青葉選手、Xにのし掛かられていた状態からすぐさま地獄車でXを弾き飛ばす!

Xは再びロープまで吹っ飛ばされた!

あっと!青葉選手、先程とは比べ物にならない物凄いスピードでXに走りより、勢いよく頭突きを食らわせた!

そのままXの肩を掴んで強引にロープからリング中央へと押し出す!

あっ、あっ!!これは、来る!!

 

「ウォォォォォォォォォ!!!!」

 

やっちまったぁぁぁぁぁぁ!!!

青葉選手のこれまでの比にならないぐらいの強烈な蹴り上げがXの股間を直撃したぁぁぁぁ!!!

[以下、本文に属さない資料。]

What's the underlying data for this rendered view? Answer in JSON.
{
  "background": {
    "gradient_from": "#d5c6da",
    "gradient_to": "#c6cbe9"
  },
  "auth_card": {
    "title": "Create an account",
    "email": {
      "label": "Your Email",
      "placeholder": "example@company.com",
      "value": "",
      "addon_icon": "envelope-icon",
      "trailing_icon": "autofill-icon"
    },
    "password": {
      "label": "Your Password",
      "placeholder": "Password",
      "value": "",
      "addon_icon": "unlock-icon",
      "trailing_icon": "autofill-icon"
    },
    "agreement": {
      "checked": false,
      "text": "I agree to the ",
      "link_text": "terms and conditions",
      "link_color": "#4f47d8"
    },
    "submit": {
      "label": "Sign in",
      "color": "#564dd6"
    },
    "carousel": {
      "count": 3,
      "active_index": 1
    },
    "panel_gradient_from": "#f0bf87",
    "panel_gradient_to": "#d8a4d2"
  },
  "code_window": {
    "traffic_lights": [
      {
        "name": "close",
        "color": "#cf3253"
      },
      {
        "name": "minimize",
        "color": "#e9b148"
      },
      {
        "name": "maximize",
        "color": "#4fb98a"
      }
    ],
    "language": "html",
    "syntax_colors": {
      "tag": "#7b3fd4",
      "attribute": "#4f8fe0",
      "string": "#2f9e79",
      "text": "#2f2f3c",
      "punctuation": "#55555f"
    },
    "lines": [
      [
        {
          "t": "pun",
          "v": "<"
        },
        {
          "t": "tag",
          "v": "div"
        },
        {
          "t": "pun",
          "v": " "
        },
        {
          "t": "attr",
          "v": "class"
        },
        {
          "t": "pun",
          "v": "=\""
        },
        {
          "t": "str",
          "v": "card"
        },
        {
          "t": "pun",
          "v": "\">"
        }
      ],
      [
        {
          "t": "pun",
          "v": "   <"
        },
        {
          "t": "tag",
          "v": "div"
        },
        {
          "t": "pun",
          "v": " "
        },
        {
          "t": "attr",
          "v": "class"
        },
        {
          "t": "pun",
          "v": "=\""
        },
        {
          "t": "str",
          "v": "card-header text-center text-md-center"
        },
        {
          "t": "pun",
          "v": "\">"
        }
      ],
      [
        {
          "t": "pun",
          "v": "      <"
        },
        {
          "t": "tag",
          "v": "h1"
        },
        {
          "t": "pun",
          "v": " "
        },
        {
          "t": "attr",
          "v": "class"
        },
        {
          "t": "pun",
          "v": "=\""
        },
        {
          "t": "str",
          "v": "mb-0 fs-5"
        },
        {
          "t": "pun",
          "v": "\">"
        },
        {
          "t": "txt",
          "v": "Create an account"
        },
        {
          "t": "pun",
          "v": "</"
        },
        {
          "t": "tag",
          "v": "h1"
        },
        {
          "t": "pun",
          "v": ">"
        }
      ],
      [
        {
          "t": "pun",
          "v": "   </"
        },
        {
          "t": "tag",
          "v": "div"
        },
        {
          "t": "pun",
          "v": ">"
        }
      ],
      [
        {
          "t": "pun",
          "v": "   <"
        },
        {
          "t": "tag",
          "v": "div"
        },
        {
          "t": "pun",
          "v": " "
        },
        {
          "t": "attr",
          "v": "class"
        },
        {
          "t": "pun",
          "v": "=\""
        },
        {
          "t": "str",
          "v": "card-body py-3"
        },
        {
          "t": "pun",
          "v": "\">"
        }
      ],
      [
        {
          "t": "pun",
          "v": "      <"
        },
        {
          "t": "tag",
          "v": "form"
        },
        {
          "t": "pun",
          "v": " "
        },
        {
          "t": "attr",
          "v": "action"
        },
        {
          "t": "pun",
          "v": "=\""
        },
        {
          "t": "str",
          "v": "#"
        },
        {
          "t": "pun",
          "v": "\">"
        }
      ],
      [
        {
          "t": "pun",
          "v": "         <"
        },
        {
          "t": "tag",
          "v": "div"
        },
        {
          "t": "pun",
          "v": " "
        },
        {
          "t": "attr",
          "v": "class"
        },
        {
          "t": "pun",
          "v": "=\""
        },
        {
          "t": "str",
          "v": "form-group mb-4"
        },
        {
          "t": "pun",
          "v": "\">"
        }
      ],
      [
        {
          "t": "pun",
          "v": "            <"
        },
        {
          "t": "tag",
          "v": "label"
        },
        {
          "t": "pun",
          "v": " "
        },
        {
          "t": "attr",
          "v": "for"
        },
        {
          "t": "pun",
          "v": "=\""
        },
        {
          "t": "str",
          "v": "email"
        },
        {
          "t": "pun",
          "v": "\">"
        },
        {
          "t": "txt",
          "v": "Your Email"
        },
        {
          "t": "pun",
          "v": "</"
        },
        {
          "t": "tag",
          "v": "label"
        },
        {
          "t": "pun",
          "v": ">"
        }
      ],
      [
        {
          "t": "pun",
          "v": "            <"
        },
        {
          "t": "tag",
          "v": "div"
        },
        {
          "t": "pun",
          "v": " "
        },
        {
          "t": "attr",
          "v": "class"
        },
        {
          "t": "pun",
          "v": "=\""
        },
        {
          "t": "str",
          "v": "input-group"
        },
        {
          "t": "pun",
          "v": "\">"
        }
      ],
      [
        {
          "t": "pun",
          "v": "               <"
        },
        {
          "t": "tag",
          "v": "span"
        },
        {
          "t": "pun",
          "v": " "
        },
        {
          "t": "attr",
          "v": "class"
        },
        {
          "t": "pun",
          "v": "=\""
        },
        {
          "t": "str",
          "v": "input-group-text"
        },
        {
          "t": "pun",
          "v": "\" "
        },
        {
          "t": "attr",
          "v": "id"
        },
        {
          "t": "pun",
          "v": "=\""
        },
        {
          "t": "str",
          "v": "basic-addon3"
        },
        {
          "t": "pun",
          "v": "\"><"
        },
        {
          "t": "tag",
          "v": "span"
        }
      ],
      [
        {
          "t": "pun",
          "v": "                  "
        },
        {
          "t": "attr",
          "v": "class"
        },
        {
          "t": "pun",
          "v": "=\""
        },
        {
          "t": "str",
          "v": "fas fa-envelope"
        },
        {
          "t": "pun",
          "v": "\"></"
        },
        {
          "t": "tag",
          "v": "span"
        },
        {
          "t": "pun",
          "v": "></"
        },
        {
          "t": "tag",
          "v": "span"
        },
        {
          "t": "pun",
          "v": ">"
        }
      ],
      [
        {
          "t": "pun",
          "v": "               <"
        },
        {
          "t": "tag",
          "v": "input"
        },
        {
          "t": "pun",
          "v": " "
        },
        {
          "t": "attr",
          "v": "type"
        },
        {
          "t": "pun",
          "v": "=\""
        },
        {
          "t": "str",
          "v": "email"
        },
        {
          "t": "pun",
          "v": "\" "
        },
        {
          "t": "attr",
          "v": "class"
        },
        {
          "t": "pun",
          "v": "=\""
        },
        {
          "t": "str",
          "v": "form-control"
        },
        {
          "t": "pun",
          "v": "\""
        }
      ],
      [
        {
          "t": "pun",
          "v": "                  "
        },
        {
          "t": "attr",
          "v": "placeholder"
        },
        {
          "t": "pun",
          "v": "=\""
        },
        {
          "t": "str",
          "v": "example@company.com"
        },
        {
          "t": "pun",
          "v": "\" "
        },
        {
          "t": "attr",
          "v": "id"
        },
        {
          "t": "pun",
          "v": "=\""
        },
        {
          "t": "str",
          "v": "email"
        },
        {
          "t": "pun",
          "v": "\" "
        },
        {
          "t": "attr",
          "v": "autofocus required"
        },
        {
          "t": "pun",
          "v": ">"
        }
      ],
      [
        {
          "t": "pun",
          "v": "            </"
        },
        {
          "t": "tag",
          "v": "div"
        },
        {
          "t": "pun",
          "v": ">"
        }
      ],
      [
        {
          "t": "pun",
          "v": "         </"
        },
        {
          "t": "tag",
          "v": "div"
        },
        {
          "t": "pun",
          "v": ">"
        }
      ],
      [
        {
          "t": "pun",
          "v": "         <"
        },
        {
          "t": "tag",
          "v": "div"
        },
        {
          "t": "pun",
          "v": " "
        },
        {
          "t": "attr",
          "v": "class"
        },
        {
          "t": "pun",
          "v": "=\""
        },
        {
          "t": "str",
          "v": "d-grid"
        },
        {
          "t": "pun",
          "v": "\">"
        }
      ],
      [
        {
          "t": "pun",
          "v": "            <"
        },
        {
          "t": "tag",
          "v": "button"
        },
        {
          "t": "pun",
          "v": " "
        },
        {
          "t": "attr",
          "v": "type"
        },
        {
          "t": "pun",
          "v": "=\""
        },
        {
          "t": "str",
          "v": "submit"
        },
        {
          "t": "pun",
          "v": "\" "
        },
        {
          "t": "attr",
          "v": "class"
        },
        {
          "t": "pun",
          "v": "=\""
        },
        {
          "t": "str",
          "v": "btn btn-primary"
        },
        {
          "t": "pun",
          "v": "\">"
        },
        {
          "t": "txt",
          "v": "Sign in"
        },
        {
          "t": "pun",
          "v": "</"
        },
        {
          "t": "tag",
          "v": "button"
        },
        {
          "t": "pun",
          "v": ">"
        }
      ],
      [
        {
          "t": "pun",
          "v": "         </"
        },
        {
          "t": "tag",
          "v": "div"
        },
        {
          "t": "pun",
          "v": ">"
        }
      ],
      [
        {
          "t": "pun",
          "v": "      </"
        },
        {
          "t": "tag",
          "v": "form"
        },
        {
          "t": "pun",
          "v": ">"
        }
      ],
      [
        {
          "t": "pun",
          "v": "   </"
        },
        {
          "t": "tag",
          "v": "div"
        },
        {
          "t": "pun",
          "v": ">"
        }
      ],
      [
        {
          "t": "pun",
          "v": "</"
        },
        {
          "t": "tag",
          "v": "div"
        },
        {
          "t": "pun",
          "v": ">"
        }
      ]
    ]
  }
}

なんか見ている我々まで痛くなってくる音がしました!!

 

「■■■■■■■■■■■■■■■■■■■■■■■■■■■■■■■■■■■■■■■■■■■■■■■■■■■■!!!!」

 

あれ?X、今なんて言った?

よくわかりませんが変な叫び声を上げ、股間を抑えながらリングの上で踠くぅぅ!!

あ!Xのボクサーパンツから流血を確認しました!

急所を蹴られて出血しました!しかもこの血、かなりの量!!

痛いとかじゃないでしょ、もうこれ!?

血は流れましたが、青葉選手、凶器は使ってないのでオーケーです!

ルール上、金的は認められてます!試合はそのまま続行としましょう!

会場に拍手と歓声が巻き起こる!!

 

 

「まだ終わってねぇぇぇぇぞぉぉぉぉ!!」

 

青葉選手、Xの顔面にジャンピングニープレス!!

今のでXの鼻がつぶれたぁぁ!!

無理やりXを起き上がらせ、両腕をつかむ!

そして股間のガードを無理やりはがして再度そこに蹴り!!

 

……………をしない!

 

何をする気だ!?おっと!真上に投げた!

Xが降ってくるぞ!

あーっと!!!降ってくるXに下から勢いよくジャンプすると共に下から股間に頭突きを食らわせたぁぁぁぁ!!!

 

X!!大丈夫かX!!

泡を吹いて昏倒したぁぁぁ!!!

 

「うがぁぁぁぁぁぁぁぁ!!!!コノヤロォォォォォォォォ!!!!」

 

青葉選手、最後はバックブリーカーからの強烈なジャーマンスープレックス!!

頸椎痛めましたね今の!!

そして最後は巴投げでリングの外に投げ捨てたぁぁぁぁ!!

マスクドX、KO!!!

なんということだ!!!初戦にして優勝候補であるXが半殺しに!!

もう再起は不可能かもしれませんが凶器は使ってないのでオーケーです!

なんという大波乱!初戦を制したのは女だと思っていましたこの絶世の美男子!

今回より初参戦となった期待の新星、空に輝く北斗七星、

 

神門ォォォォ青葉ァァァァ!!!

 

 

 

 

 

「よっしゃぁぁぁぁぁぁぁぁぁ!!!!」

 

 

 

 

 

 

 

「──────ゆうかりん、これ…………青葉が今まで模造刀で戦ってきた反動…………ってことなのかな…………?」

 

「たぶんそうでしょうね(適当)」

 

 

 

 

 

 

実況解説は私、ワンダーランド支配人及び本大会主催を勤めさせていただいております椰子飼県でお送りいたしました!

会場の皆様、観衆の皆様、そして読者の皆様、次の試合でまたお会いいたしましょうそれでは、ありがとうございました!!